According to President Buhari, the ‘2018 budget will consolidate on the previous budgets to actualise the economic growth recovery plan of this administration. 2018 is expected to be a year of positive and better outcomes.’

Titled the ‘Budget of Consolidation’, the 2018 proposal is up by 16 per cent from N7.44 trillion (N7.44 tn) in 2017 to N8.61tn. According to the financial estimates, federal Government expects total revenue of N6.61tn with non-oil revenue taking the larger component of N4.17tn. Oil revenue is estimated to account for N2.44tn of the budget funding while gap exists for the remaining N2.01tn.

Government plans to spend N8.61tn in the year with recurrent estimates amounting to whopping N3.49tn.
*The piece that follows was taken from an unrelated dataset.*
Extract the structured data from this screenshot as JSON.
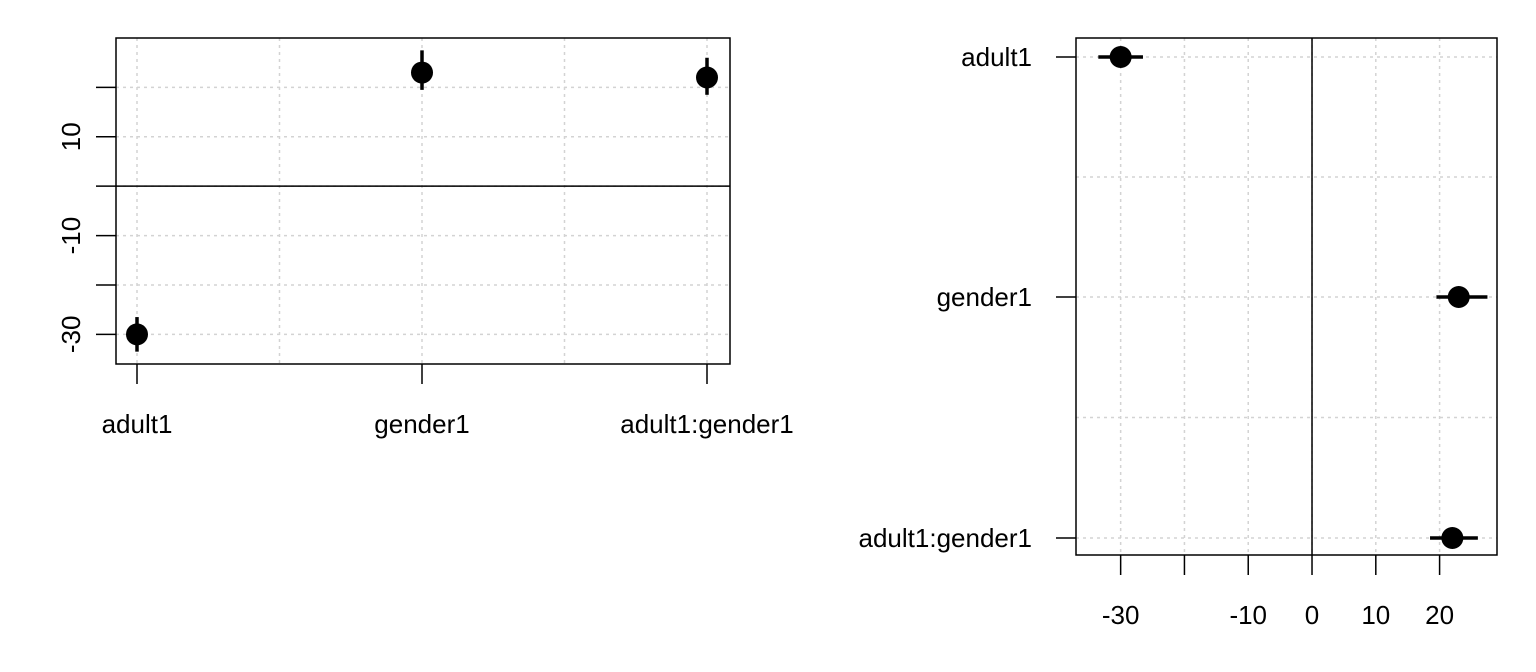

Capital expenditure is put at 2.43tn; debt servicing to gulp N2.01tn; sinking funds will suck up N22 billion; while N456 billion is set aside for statutory transfers.

Already, global financial analysts that read the destination compass for international investment capital have started pointing out flaws in the key revenue projections that underpin government’s fiscal predictions for next year.

United States-based credit ratings agency, Fitch which last Friday, cut its 2017 economic growth forecast for Nigeria from 1.5 per cent to 1 percent, had also last September predicted the capping of the country’s oil production output to 1.8mbpd by the Organization of Oil Producing Countries (OPEC).

The report which has now put Nigeria’s credit standings at risk, have also now caused financial analysts to cast worrying expressions on the future country’s proposed 2018 appropriation bill presented to the National Assembly by President Muhammadu Buhari, in addition to the audacious plan by the government to borrow $5.5 billion to fund capital expenditure (CAPEX) projected in the bill.

This is even as secrecy and nondisclosure continue to hover around the 2017 budget in the areas of implementation and funding, as experts query how the 2018 budget will be successfully funded with a looming debt burden and the 2017’s level of implementation still shrouded in secrecy.

Speaking at a Fitch event in London, Jermaine Leonard, a director for sovereigns, said while disclosing Nigeria’s new growth status, that although the country’s 2018 budget had an oil production target of 2.3 million barrels per day (bpd), the Fitch forecast was just above 2 million bpd.

Last September, the statistical rating organization affirmed Nigeria’s long-term foreign currency Issuer Default Rating (IDR) at ‘B+’ with a “negative outlook”, which reflected the fact that there were still a lot of elements which could take it down.

The international rating agency had in that statement explained that Nigeria’s rating was supported by its large and diversified economy, significant oil reserves, its net external creditor position, low external debt service ratio and large domestic debt market.

These, it stated, were balanced against relatively low per capita gross domestic product (GDP), an exceptionally narrow fiscal revenue base and a weak business environment.

According to Fitch, the negative outlook reflected the downside risks from rising government indebtedness, the possibility of a reversal of recent improvements in foreign currency (FX) liquidity, and a faltering of the still fragile economic recovery.

The credit rating firm noted that an anticipated imposition of an OPEC quota might cap Nigeria’s crude production at 1.8mbpd, which could limit the oil sector’s upside potential.

However, as it excludes condensate production, the quota should not affect Nigeria’s near-term production potential, it stated.

Only penultimate Friday, OPEC capped Nigeria’s production to 1.8mbpd from its present 1.75mbpd, despite production capacity of 2.3mpbd which was projected in the 2018 budget, which itself has come under heavy criticisms by economic and financial experts.

They posit that the 2018 budget is covered in unrealizable targets from the high oil output of 2.3mbpd, in the face of the continued restiveness in the Niger Delta in addition to the emerging global trends of world economies exploring alternatives to fossil fuels, to the exchange rate of N305 which is inaccessible in the open market as attested to by the Manufacturers Association of Nigeria (MAN), and then, of course, the borrowing spree the Federal Government has entered into.

The Fitch Ratings report, therefore, is seen as compounding an already gloomy outlook, especially in respect of obtaining the $5.5 billion loan sought by the government.

The Senate, last November, finally approved a $5.5 billion external loan request by President Muhammadu Buhari. The president had in letter dated October 10 sought the Senate’s approval for $3 billion external loan and $2.5 billion Eurobond or Diaspora bond in the international market.

Buhari explained that the bonds would be channelled towards funding of the 2017 budget while the loan would be used in refinancing of maturing domestic debts.

To complicate matters for the economy, it is the 2018’s projected N2.43 trillion capital expenditure (CAPEX) that is at high risk of not reaching implementation for the year, knowing how the last 2017 fared in that aspect.

According to the experts, the 2018 budget would remain a mere expression of figures if the controversial loan itself is not accessed to fund capital expenditure.